Iron Deficiency Anemia
One common cause of fatigue in reproductive age, menstruating women is iron deficiency anemia. A lesser known cause but possibly equally prevalent is low ferritin, caused by low iron stores. Iron deficiency anemia occurs when there is not enough iron in the body, and the production of red blood cells is affected. It can affect up to 20 percent of women. Causes of iron deficiency anemia in menstruating women include heavy periods, gynecological diseases such as fibroids or adenomyosis, gastrointestinal bleeding, and gastrointestinal malabsorption.
Iron deficiency anemia is often assessed by taking blood and measuring the hemoglobin level: hemoglobin is a protein in red blood cells that binds to iron, and transports oxygen in the blood. Hemoglobin is measured as part of a complete blood count (CBC). Normal hemoglobin range in the blood is usually 12 to 15 g/dL, but the normal range can vary slightly depending on the lab. In iron deficiency anemia hemoglobin values are lower than 12 g/dL.
- Shortness of breath
- Cold hands and feet
- Pale skin
- Chest pain
- Restless legs syndrome
Iron deficiency anemia is usually easily recognized and treated. The CBC is a very commonly performed blood test, and low hemoglobin, plus other results contained within the CBC panel, is a good indicator of iron deficiency anemia. It is treated with oral iron, which can be obtained in drug stores without a prescription. Side effects of oral iron include nausea, vomiting, constipation, diarrhea, dark colored stools, and abdominal pain. Iron supplements should not be taken without having a doctor monitor the blood levels of iron, since too much iron can cause buildup of excess iron and organ damage.
Low Ferritin and Fatigue
Although the importance of treating iron deficiency anemia is well recognized, many health practitioners do not test the body’s iron stores, and low iron stores, indicated by low ferritin levels, can also cause fatigue. Ferritin is a protein that stores iron in the body. It is not measured by the CBC, but can be measured by a separate blood test. Usually the only consequence of low ferritin is thought to be that it might put a person at risk for developing iron deficiency anemia. However, low ferritin on its own, even without anemia, can cause fatigue.

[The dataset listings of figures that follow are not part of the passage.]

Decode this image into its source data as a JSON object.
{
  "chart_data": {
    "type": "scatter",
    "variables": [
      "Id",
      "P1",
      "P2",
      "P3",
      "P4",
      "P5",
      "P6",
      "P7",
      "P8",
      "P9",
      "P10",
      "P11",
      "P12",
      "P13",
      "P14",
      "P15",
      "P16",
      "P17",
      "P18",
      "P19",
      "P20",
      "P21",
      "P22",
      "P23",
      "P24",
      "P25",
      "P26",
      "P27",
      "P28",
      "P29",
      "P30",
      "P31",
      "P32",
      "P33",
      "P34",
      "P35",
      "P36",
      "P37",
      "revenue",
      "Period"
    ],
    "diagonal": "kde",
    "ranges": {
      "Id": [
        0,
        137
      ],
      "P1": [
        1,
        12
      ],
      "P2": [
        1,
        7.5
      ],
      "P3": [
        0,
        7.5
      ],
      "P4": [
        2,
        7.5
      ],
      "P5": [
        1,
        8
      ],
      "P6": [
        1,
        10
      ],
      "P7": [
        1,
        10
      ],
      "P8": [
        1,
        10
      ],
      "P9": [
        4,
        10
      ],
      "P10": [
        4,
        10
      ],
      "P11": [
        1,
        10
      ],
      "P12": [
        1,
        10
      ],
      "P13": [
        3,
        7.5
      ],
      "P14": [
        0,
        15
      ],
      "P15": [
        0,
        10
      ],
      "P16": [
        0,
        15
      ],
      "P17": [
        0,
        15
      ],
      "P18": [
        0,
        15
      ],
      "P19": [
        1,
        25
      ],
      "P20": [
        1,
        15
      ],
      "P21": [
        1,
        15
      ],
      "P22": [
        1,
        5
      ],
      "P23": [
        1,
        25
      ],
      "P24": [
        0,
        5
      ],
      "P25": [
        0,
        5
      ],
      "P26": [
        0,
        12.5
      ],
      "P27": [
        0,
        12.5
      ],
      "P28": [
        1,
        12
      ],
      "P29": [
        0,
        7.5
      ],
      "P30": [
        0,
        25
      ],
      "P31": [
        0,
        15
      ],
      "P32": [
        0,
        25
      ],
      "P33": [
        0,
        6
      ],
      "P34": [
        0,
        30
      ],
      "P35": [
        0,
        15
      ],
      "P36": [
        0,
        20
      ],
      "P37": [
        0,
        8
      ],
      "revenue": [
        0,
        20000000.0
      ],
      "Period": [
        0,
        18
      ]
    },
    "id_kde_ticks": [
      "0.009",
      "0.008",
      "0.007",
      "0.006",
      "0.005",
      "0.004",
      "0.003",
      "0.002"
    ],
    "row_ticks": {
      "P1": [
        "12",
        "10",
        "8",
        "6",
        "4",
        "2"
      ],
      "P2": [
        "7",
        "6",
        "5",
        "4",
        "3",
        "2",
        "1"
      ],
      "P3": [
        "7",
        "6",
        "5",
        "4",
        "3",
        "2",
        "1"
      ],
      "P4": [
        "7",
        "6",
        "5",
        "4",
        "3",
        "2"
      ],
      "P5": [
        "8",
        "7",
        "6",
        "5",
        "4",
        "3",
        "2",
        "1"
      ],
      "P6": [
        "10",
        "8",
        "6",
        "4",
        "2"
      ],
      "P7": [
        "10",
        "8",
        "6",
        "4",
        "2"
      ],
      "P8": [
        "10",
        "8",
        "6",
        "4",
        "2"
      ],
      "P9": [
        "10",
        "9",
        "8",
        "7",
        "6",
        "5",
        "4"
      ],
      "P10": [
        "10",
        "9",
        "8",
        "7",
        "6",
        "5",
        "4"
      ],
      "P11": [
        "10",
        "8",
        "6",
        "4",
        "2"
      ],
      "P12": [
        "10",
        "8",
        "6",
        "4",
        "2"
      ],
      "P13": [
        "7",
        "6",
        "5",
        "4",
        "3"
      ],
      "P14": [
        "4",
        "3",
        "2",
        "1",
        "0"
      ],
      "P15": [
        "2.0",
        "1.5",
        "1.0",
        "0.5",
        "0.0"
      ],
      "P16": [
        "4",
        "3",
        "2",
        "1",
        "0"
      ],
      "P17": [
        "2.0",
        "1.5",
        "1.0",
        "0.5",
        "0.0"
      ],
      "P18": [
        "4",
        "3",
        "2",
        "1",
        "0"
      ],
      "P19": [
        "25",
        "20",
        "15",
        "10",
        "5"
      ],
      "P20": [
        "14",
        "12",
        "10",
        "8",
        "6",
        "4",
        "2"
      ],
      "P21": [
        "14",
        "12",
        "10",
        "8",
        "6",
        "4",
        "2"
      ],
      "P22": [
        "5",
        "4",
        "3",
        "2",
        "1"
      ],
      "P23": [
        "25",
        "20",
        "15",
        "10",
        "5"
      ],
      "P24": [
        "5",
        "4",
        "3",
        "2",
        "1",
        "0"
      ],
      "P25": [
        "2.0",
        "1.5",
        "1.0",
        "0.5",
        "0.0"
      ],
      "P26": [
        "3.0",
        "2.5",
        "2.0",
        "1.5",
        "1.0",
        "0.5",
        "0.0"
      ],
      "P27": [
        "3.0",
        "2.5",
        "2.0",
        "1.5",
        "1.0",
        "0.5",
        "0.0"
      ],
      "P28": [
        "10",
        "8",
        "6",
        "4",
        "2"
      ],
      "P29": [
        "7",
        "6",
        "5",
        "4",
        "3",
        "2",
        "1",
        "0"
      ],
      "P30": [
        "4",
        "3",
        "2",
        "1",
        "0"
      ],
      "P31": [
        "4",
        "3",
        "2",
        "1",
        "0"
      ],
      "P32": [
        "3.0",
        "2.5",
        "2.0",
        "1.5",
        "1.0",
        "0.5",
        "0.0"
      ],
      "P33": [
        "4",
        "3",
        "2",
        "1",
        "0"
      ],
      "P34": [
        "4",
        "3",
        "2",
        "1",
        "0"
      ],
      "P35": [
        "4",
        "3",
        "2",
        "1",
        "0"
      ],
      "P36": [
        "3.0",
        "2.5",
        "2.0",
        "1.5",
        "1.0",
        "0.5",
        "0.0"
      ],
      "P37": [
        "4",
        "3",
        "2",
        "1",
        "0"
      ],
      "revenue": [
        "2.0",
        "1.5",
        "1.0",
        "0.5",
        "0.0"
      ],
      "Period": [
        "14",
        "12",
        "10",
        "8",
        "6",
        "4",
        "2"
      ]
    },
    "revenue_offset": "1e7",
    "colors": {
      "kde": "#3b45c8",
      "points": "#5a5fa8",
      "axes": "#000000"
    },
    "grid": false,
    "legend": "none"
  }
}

Several studies have shown that in people with fatigue, with normal hemoglobin levels, oral iron supplementation can improve fatigue. This was particularly true when ferritin levels were below 50 µg/L. Intravenous iron supplementation is another option for treatment and may be particularly appropriate if the ferritin levels are below 15 µg/L. Most labs use 12 -150 µg/L as the normal range for women for ferritin, although this may vary from lab to lab. Therefore, many women who could benefit from iron supplementation for fatigue may be classified as having “normal” ferritin levels.
The normal reference ranges are obtained by sampling ferritin concentrations in populations of women, many of whom may have had iron deficiency, and whether the lower limit of the normal range is actually too low has been brought into question. The fact that iron supplementation improves fatigue when ferritin levels are below 50 µg/L would suggest that this is the case. Therefore, all women should be aware that low iron levels can contribute to fatigue even if anemia is not present, that checking ferritin is an important part of an investigation into unexplained fatigue, and that even if their ferritin levels are deemed to be “normal”, that if the levels are below 50 µg/L, iron supplementation may improve their fatigue.